Klinik für Neurologie, Klinikum der Johann Wolfgang Goethe-Universität, Frankfurt am Main, Germany.
Neurochem Res. 2010 Sep;35(9):1391-401. doi: 10.1007/s11064-010-0197-0. Epub 2010 Jun 1.
The antioxidant and inhibitor of nuclear factor kappaB pyrrolidine dithiocarbamate (PDTC) potently reduces infarct size in various experimental stroke models. In addition, it has been shown to have a favourable safety profile in humans. In this study, we further investigated the mechanistic actions of PDTC on cerebral microvascular endothelial cells as main components of the blood-brain barrier. We propose activation of p38 MAPK by PDTC as an additional protective mechanism. C57/BL6 mice were subjected to transient MCAO for 2 h and treated with PDTC (100 mg/kg) or vehicle i.p. before reperfusion. Infarct size was determined after 24 h. Apoptosis was induced in a cerebral microvascular endothelial cell line and the effect of pretreatment with PDTC and its dependency on p38 MAPK activity was assayed. PDTC administered 2 h after MCAO reduced infarct size by 61% (P < 0.05) and reduces the apoptotic death rate in vivo. In vitro, PDTC reduces the apoptotic death rate of bEnd.3 cells. p38 MAPK was activated by PDTC and its inhibition abrogated the protective effect of PDTC. PDTC reduces infarct size after stroke with a reasonable time window and decreases apoptotic cell death in vivo and in vitro. The attenuation of apoptotic cell death in brain microvascular endothelial cells is dependent on p38 MAPK activity.

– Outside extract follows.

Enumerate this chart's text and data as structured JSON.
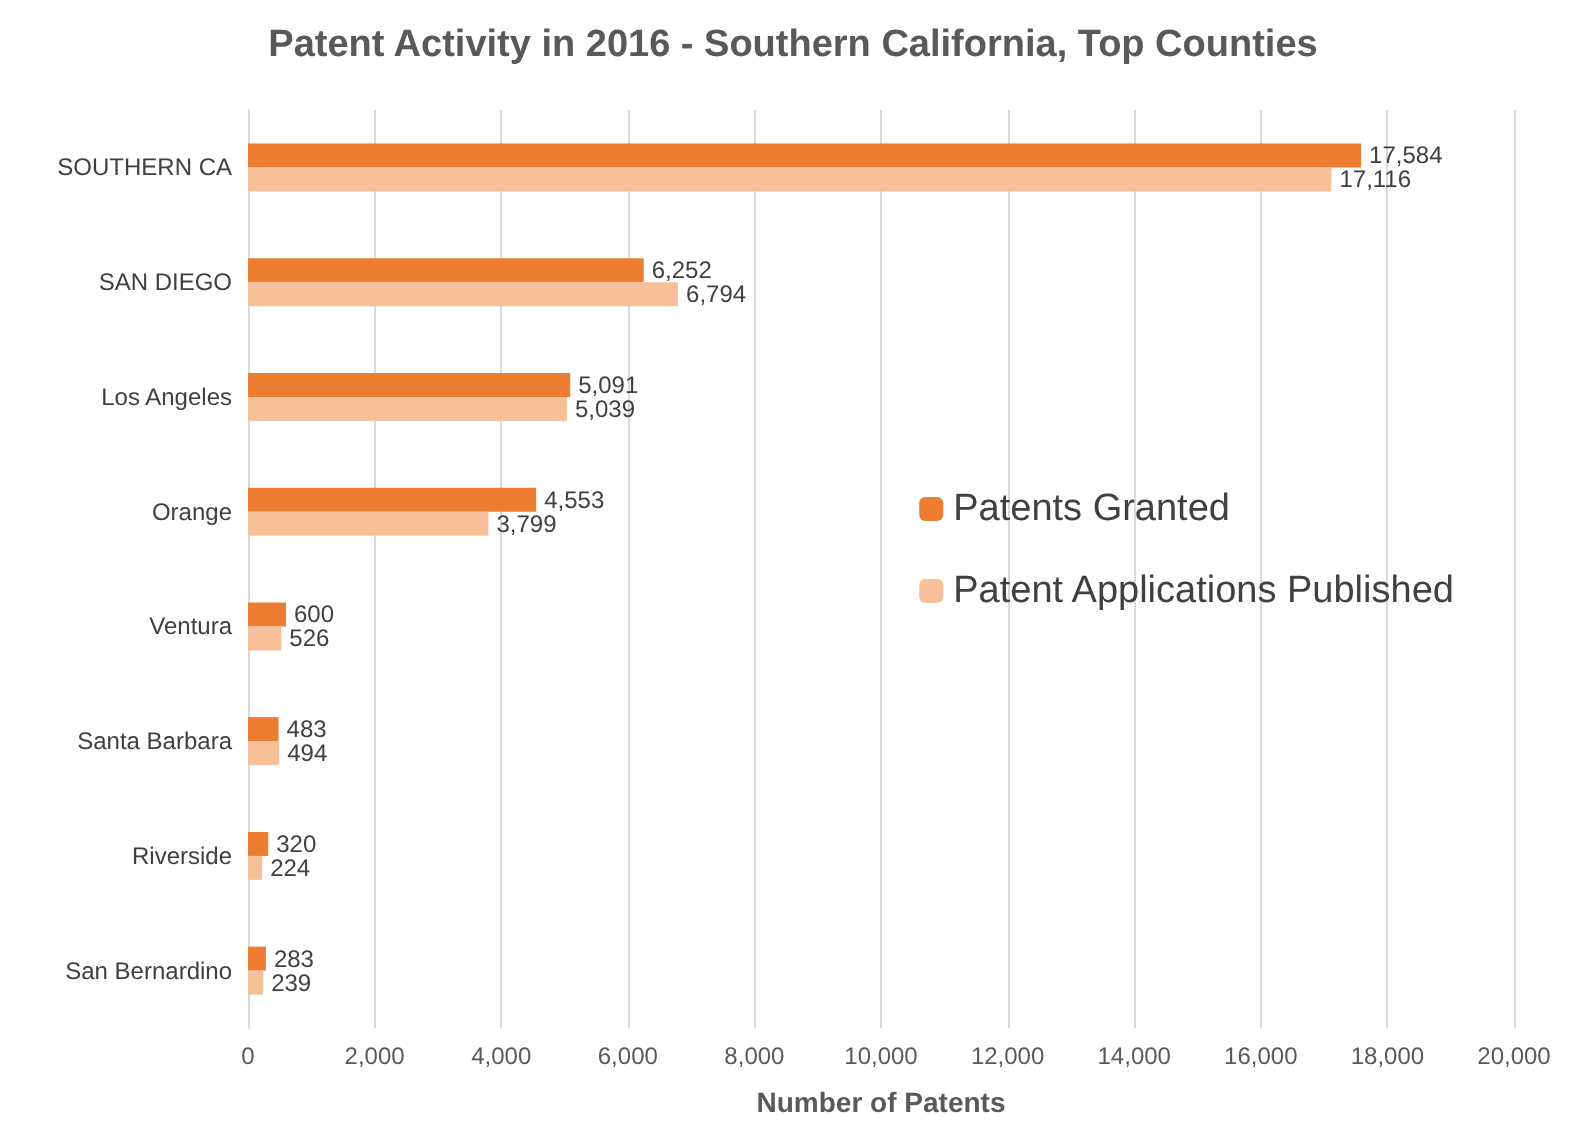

抗氧化剂和核因子 kappaB 抑制剂吡咯烷二硫代氨基甲酸盐(PDTC)可强烈减少各种实验性中风模型中的梗死面积。此外,它已被证明在人类中具有良好的安全性。在这项研究中,我们进一步研究了 PDTC 对脑微血管内皮细胞(血脑屏障的主要组成部分)的机制作用。我们提出 PDTC 通过激活 p38 MAPK 作为一种额外的保护机制。将 C57/BL6 小鼠进行短暂性 MCAO 2 小时,然后在再灌注前通过腹腔内给予 PDTC(100mg/kg)或载体处理。在 24 小时后测定梗死面积。在脑微血管内皮细胞系中诱导细胞凋亡,并测定 PDTC 预处理及其对 p38 MAPK 活性的依赖性的作用。MCAO 后 2 小时给予 PDTC 可使梗死面积减少 61%(P<0.05),并降低体内的细胞凋亡率。在体外,PDTC 降低 bEnd.3 细胞的细胞凋亡率。PDTC 激活了 p38 MAPK,其抑制作用消除了 PDTC 的保护作用。PDTC 可在合理的时间窗口内减少中风后的梗死面积,并降低体内和体外的细胞凋亡。脑微血管内皮细胞中凋亡细胞死亡的减少依赖于 p38 MAPK 活性。